Número 1 do mundo e campeão de quatro dos últimos cinco torneios do Grand Slam, Novak Djokovic é o principal candidato ao título do US Open, que começa na próxima segunda-feira. Tricampeão do evento nova-iorquino, o tenista sérvio busca defender sua coroa nas quadras de Flushing Meadows e levantar o troféu pela quarta vez.

Sua tarefa, porém, não deve ser das mais simples. No sorteio realizado nesta quinta-feira, Djokovic pode ser considerado o maior "perdedor" entre os favoritos em Nova York. Por quê? Os cinco motivos abaixo mostram que, se não perde o favoritismo, Nole deve ser obrigado a fazer uma caminhada nada simples e, dadas as possibilidades, mais complicada do que a de Rafa Nadal, atual #2 do mundo, até a decisão do US Open.

1. Roger Federer

Com três nomes muito acima do resto do circuito, a primeira pergunta que se faz depois do sorteio da chave é: "Onde está Roger Federer, o atual número 3 do mundo?" Pois está aí a primeira "derrota" de Djokovic. O suíço caiu na metade de cima, a mesma do sérvio, o que significa um encontro em potencial nas semifinais.

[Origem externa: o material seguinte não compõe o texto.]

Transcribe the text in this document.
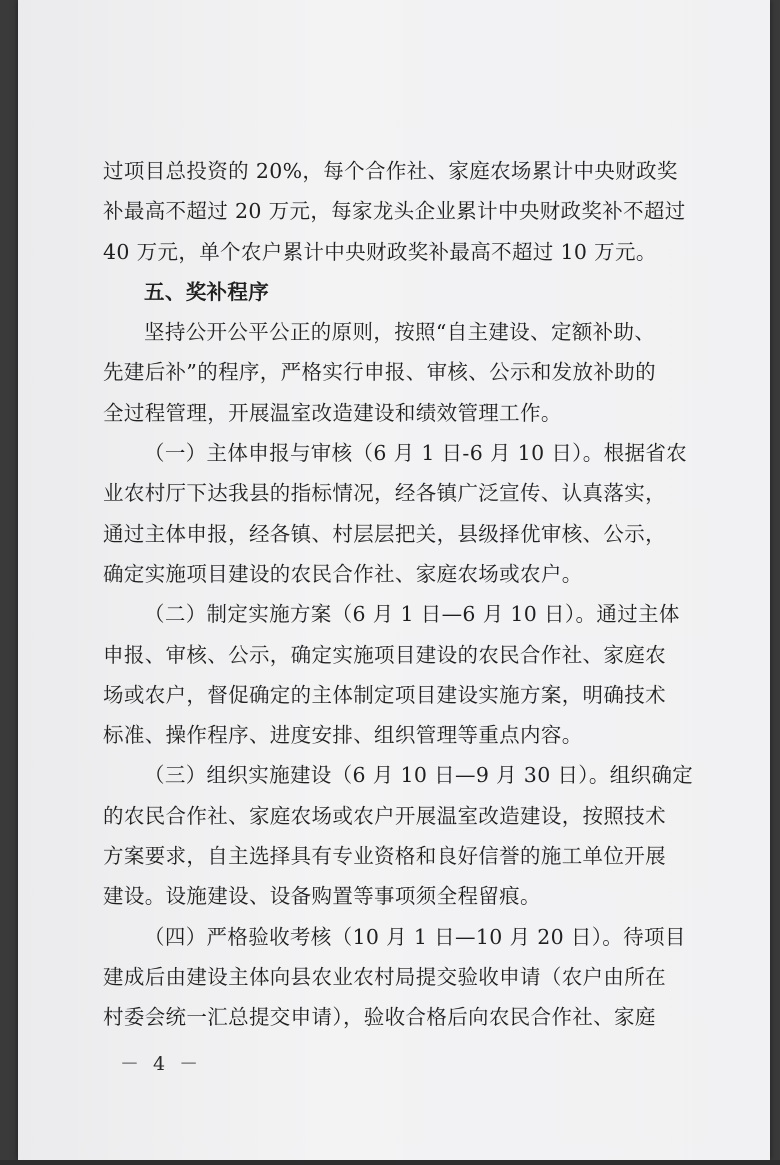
过项目总投资的 20%，每个合作社、家庭农场累计中央财政奖
补最高不超过 20 万元，每家龙头企业累计中央财政奖补不超过
40 万元，单个农户累计中央财政奖补最高不超过 10 万元。
五、奖补程序
坚持公开公平公正的原则，按照“自主建设、定额补助、
先建后补”的程序，严格实行申报、审核、公示和发放补助的
全过程管理，开展温室改造建设和绩效管理工作。
（一）主体申报与审核（6 月 1 日-6 月 10 日）。根据省农
业农村厅下达我县的指标情况，经各镇广泛宣传、认真落实，
通过主体申报，经各镇、村层层把关，县级择优审核、公示，
确定实施项目建设的农民合作社、家庭农场或农户。
（二）制定实施方案（6 月 1 日—6 月 10 日）。通过主体
申报、审核、公示，确定实施项目建设的农民合作社、家庭农
场或农户，督促确定的主体制定项目建设实施方案，明确技术
标准、操作程序、进度安排、组织管理等重点内容。
（三）组织实施建设（6 月 10 日—9 月 30 日）。组织确定
的农民合作社、家庭农场或农户开展温室改造建设，按照技术
方案要求，自主选择具有专业资格和良好信誉的施工单位开展
建设。设施建设、设备购置等事项须全程留痕。
（四）严格验收考核（10 月 1 日—10 月 20 日）。待项目
建成后由建设主体向县农业农村局提交验收申请（农户由所在
村委会统一汇总提交申请），验收合格后向农民合作社、家庭
－ 4 －
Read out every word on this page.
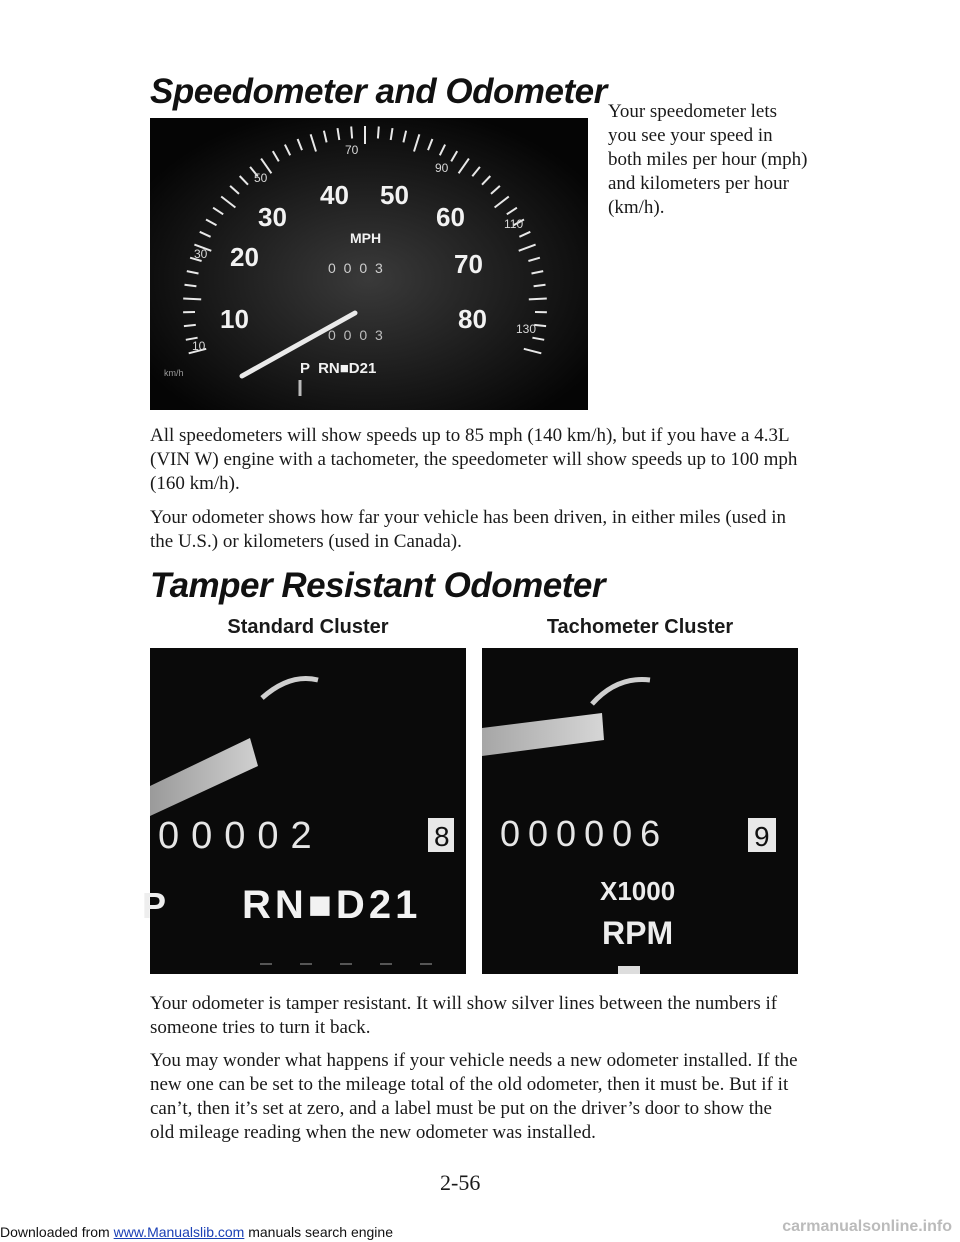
Speedometer and Odometer
10
20
30
40 50
60
70
80
10
30
50
70
90
110
130
MPH
km/h
0 0 0 3
0 0 0 3
P  RN■D21

Your speedometer lets you see your speed in both miles per hour (mph) and kilometers per hour (km/h).

All speedometers will show speeds up to 85 mph (140 km/h), but if you have a 4.3L (VIN W) engine with a tachometer, the speedometer will show speeds up to 100 mph (160 km/h).

Your odometer shows how far your vehicle has been driven, in either miles (used in the U.S.) or kilometers (used in Canada).

Tamper Resistant Odometer

Standard Cluster	Tachometer Cluster

00002	8
P RN■D21
000006	9
X1000
RPM

Your odometer is tamper resistant. It will show silver lines between the numbers if someone tries to turn it back.

You may wonder what happens if your vehicle needs a new odometer installed. If the new one can be set to the mileage total of the old odometer, then it must be. But if it can’t, then it’s set at zero, and a label must be put on the driver’s door to show the old mileage reading when the new odometer was installed.

2-56

Downloaded from www.Manualslib.com manuals search engine	carmanualsonline.info
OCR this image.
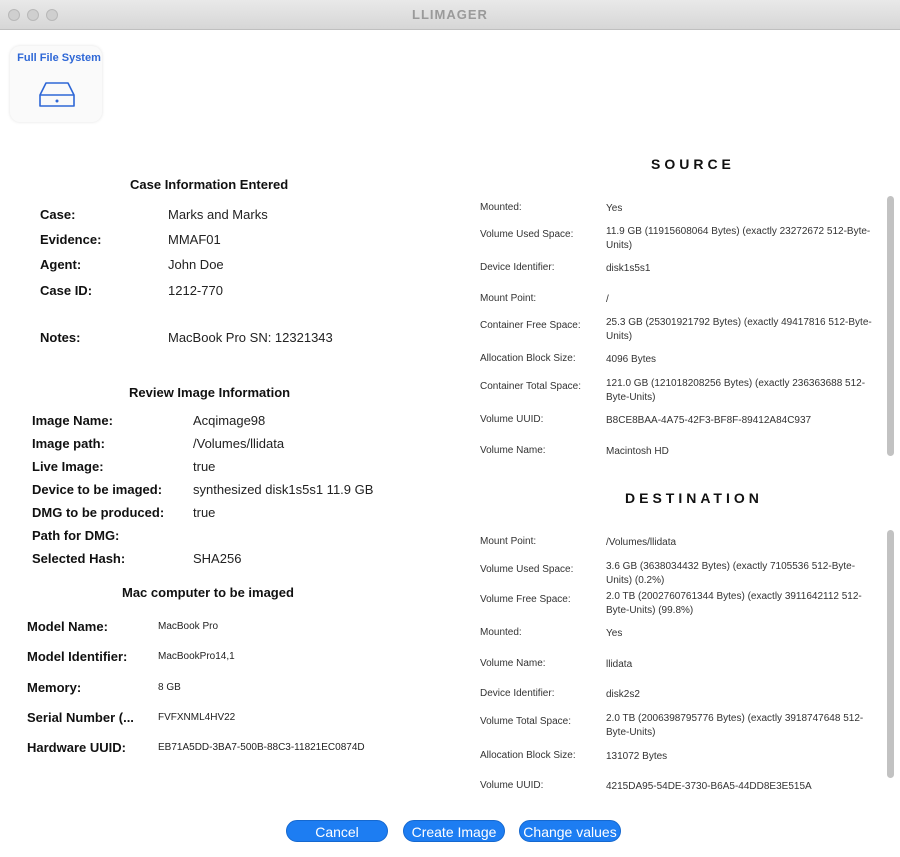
LLIMAGER
Full File System
Case Information Entered
Case:	Marks and Marks
Evidence:	MMAF01
Agent:	John Doe
Case ID:	1212-770
Notes:	MacBook Pro SN: 12321343
Review Image Information
Image Name:	Acqimage98
Image path:	/Volumes/llidata
Live Image:	true
Device to be imaged: synthesized disk1s5s1 11.9 GB
DMG to be produced: true
Path for DMG:
Selected Hash:	SHA256
Mac computer to be imaged
Model Name:	MacBook Pro
Model Identifier:	MacBookPro14,1
Memory:	8 GB
Serial Number (... FVFXNML4HV22
Hardware UUID:	EB71A5DD-3BA7-500B-88C3-11821EC0874D
SOURCE
Mounted:	Yes
Volume Used Space:	11.9 GB (11915608064 Bytes) (exactly 23272672 512-Byte-Units)
Device Identifier:	disk1s5s1
Mount Point:	/
Container Free Space:	25.3 GB (25301921792 Bytes) (exactly 49417816 512-Byte-Units)
Allocation Block Size:	4096 Bytes
Container Total Space:	121.0 GB (121018208256 Bytes) (exactly 236363688 512-Byte-Units)
Volume UUID:	B8CE8BAA-4A75-42F3-BF8F-89412A84C937
Volume Name:	Macintosh HD
DESTINATION
Mount Point:	/Volumes/llidata
Volume Used Space:	3.6 GB (3638034432 Bytes) (exactly 7105536 512-Byte-Units) (0.2%)
Volume Free Space:	2.0 TB (2002760761344 Bytes) (exactly 3911642112 512-Byte-Units) (99.8%)
Mounted:	Yes
Volume Name:	llidata
Device Identifier:	disk2s2
Volume Total Space:	2.0 TB (2006398795776 Bytes) (exactly 3918747648 512-Byte-Units)
Allocation Block Size:	131072 Bytes
Volume UUID:	4215DA95-54DE-3730-B6A5-44DD8E3E515A
Cancel	Create Image	Change values
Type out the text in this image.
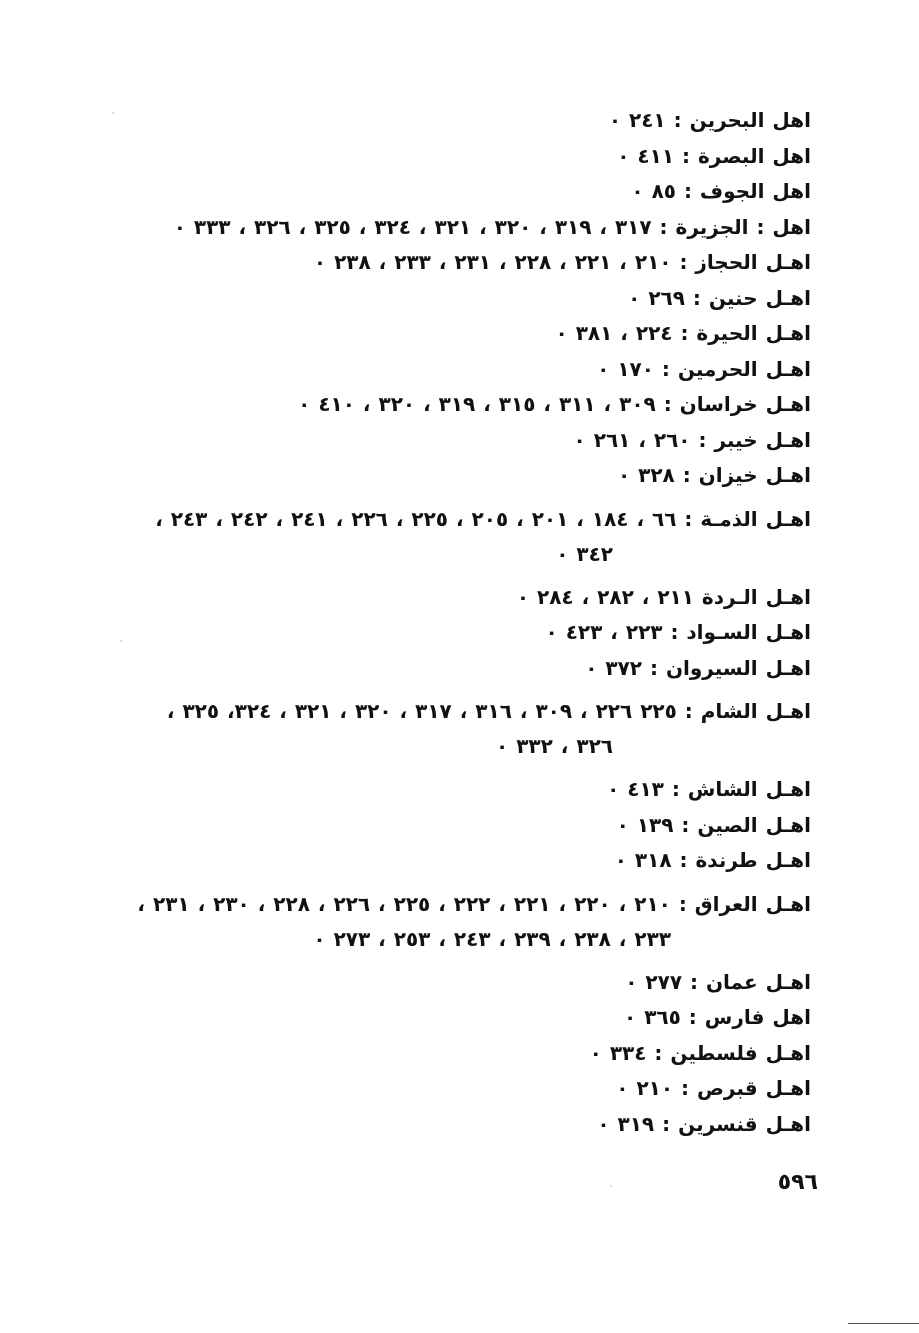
اهل البحرين : ٢٤١ ٠
اهل البصرة : ٤١١ ٠
اهل الجوف : ٨٥ ٠
اهل : الجزيرة : ٣١٧ ، ٣١٩ ، ٣٢٠ ، ٣٢١ ، ٣٢٤ ، ٣٢٥ ، ٣٢٦ ، ٣٣٣ ٠
اهـل الحجاز : ٢١٠ ، ٢٢١ ، ٢٢٨ ، ٢٣١ ، ٢٣٣ ، ٢٣٨ ٠
اهـل حنين : ٢٦٩ ٠
اهـل الحيرة : ٢٢٤ ، ٣٨١ ٠
اهـل الحرمين : ١٧٠ ٠
اهـل خراسان : ٣٠٩ ، ٣١١ ، ٣١٥ ، ٣١٩ ، ٣٢٠ ، ٤١٠ ٠
اهـل خيبر : ٢٦٠ ، ٢٦١ ٠
اهـل خيزان : ٣٢٨ ٠
اهـل الذمـة : ٦٦ ، ١٨٤ ، ٢٠١ ، ٢٠٥ ، ٢٢٥ ، ٢٢٦ ، ٢٤١ ، ٢٤٢ ، ٢٤٣ ،
٣٤٢ ٠
اهـل الـردة ٢١١ ، ٢٨٢ ، ٢٨٤ ٠
اهـل السـواد : ٢٢٣ ، ٤٢٣ ٠
اهـل السيروان : ٣٧٢ ٠
اهـل الشام : ٢٢٥ ٢٢٦ ، ٣٠٩ ، ٣١٦ ، ٣١٧ ، ٣٢٠ ، ٣٢١ ، ٣٢٤، ٣٢٥ ،
٣٢٦ ، ٣٣٢ ٠
اهـل الشاش : ٤١٣ ٠
اهـل الصين : ١٣٩ ٠
اهـل طرندة : ٣١٨ ٠
اهـل العراق : ٢١٠ ، ٢٢٠ ، ٢٢١ ، ٢٢٢ ، ٢٢٥ ، ٢٢٦ ، ٢٢٨ ، ٢٣٠ ، ٢٣١ ،
٢٣٣ ، ٢٣٨ ، ٢٣٩ ، ٢٤٣ ، ٢٥٣ ، ٢٧٣ ٠
اهـل عمان : ٢٧٧ ٠
اهل فارس : ٣٦٥ ٠
اهـل فلسطين : ٣٣٤ ٠
اهـل قبرص : ٢١٠ ٠
اهـل قنسرين : ٣١٩ ٠
٥٩٦
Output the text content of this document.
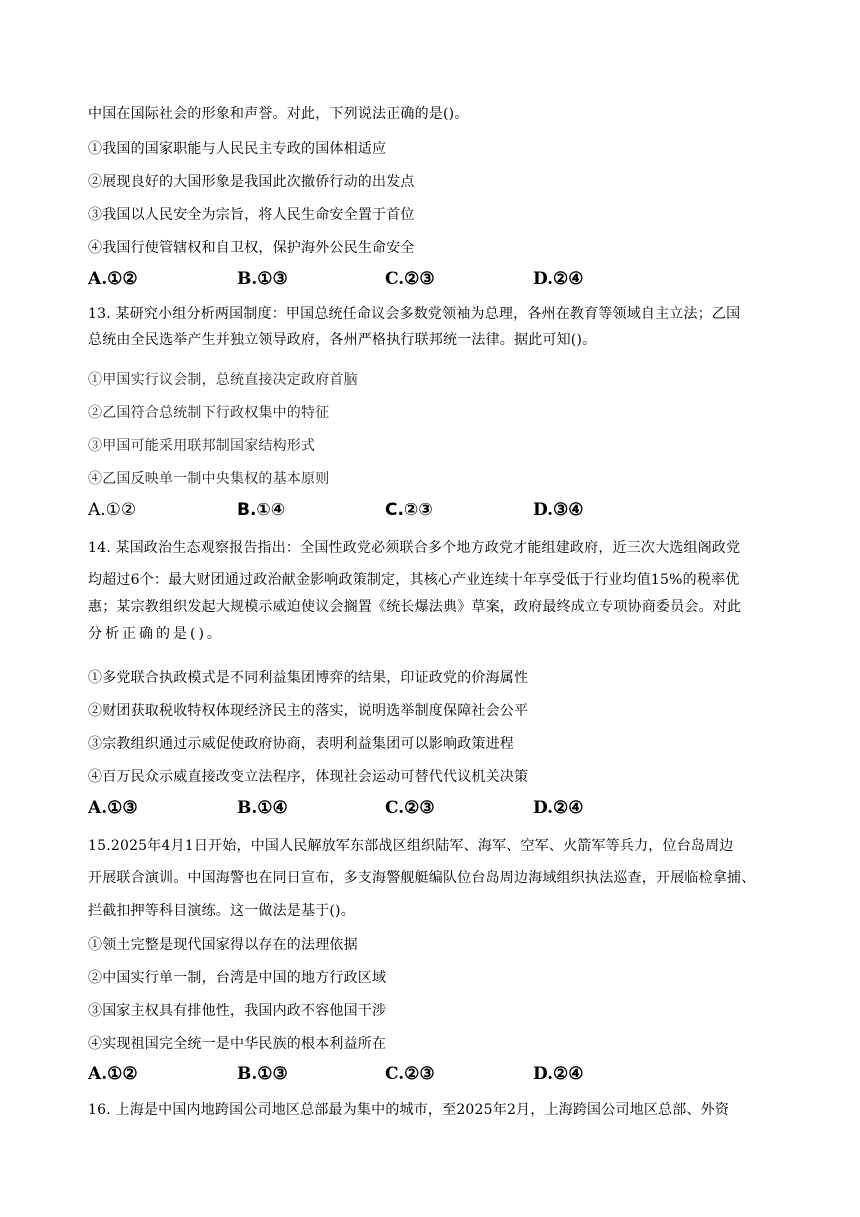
中国在国际社会的形象和声誉。对此，下列说法正确的是()。
①我国的国家职能与人民民主专政的国体相适应
②展现良好的大国形象是我国此次撤侨行动的出发点
③我国以人民安全为宗旨，将人民生命安全置于首位
④我国行使管辖权和自卫权，保护海外公民生命安全
A.①②	B.①③	C.②③	D.②④
13. 某研究小组分析两国制度：甲国总统任命议会多数党领袖为总理，各州在教育等领域自主立法；乙国
总统由全民选举产生并独立领导政府，各州严格执行联邦统一法律。据此可知()。
①甲国实行议会制，总统直接决定政府首脑
②乙国符合总统制下行政权集中的特征
③甲国可能采用联邦制国家结构形式
④乙国反映单一制中央集权的基本原则
A.①②	B.①④	C.②③	D.③④
14. 某国政治生态观察报告指出：全国性政党必须联合多个地方政党才能组建政府，近三次大选组阁政党
均超过6个：最大财团通过政治献金影响政策制定，其核心产业连续十年享受低于行业均值15%的税率优
惠；某宗教组织发起大规模示威迫使议会搁置《统长爆法典》草案，政府最终成立专项协商委员会。对此
分析正确的是()。
①多党联合执政模式是不同利益集团博弈的结果，印证政党的价海属性
②财团获取税收特权体现经济民主的落实，说明选举制度保障社会公平
③宗教组织通过示威促使政府协商，表明利益集团可以影响政策进程
④百万民众示威直接改变立法程序，体现社会运动可替代代议机关决策
A.①③	B.①④	C.②③	D.②④
15.2025年4月1日开始，中国人民解放军东部战区组织陆军、海军、空军、火箭军等兵力，位台岛周边
开展联合演训。中国海警也在同日宣布，多支海警舰艇编队位台岛周边海域组织执法巡查，开展临检拿捕、
拦截扣押等科目演练。这一做法是基于()。
①领土完整是现代国家得以存在的法理依据
②中国实行单一制，台湾是中国的地方行政区域
③国家主权具有排他性，我国内政不容他国干涉
④实现祖国完全统一是中华民族的根本利益所在
A.①②	B.①③	C.②③	D.②④
16. 上海是中国内地跨国公司地区总部最为集中的城市，至2025年2月，上海跨国公司地区总部、外资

É bem verdade que pairam algumas dúvidas sobre Roger neste momento. Em que forma chegará o suíço ao US Open depois de uma derrota inapelável diante de Andrey Rublev em Cincinnati? Qual o tamanho do estrago – mentalmente falando – do revés na final de Wimbledon, após dois match points perdidos? Há quem acredite que Federer nunca vai se recuperar totalmente daquele 40/15. Ainda assim, eu apostaria meu rico dinheirinho que Djokovic preferiria ter do seu lado da chave o número 4, Dominic Thiem, que só fez três jogos em quadra dura antes de ir a Nova York e levou um sonoro 6/3 e 6/1 de Medvedev nas quartas de Montreal.

2. Medvedev em forma

Nas quartas de final de um slam, o principal cabeça de chave pode encarar o cabeça 5, o 6, o 7 ou o 8. Neste US Open, o rival em potencial de Djokovic nas quartas é Daniil Medvedev, o cabeça 5. Nem tanto pelo número, mas pelo momento que vive, o russo era o pior nome possível para Nole aqui. Medvedev, afinal, faz um verão espetacular nas quadras duras da América do Norte. Foi vice-campeão no 500 de Washington, vice no Masters de Montreal e campeão no Masters de Cincinnati.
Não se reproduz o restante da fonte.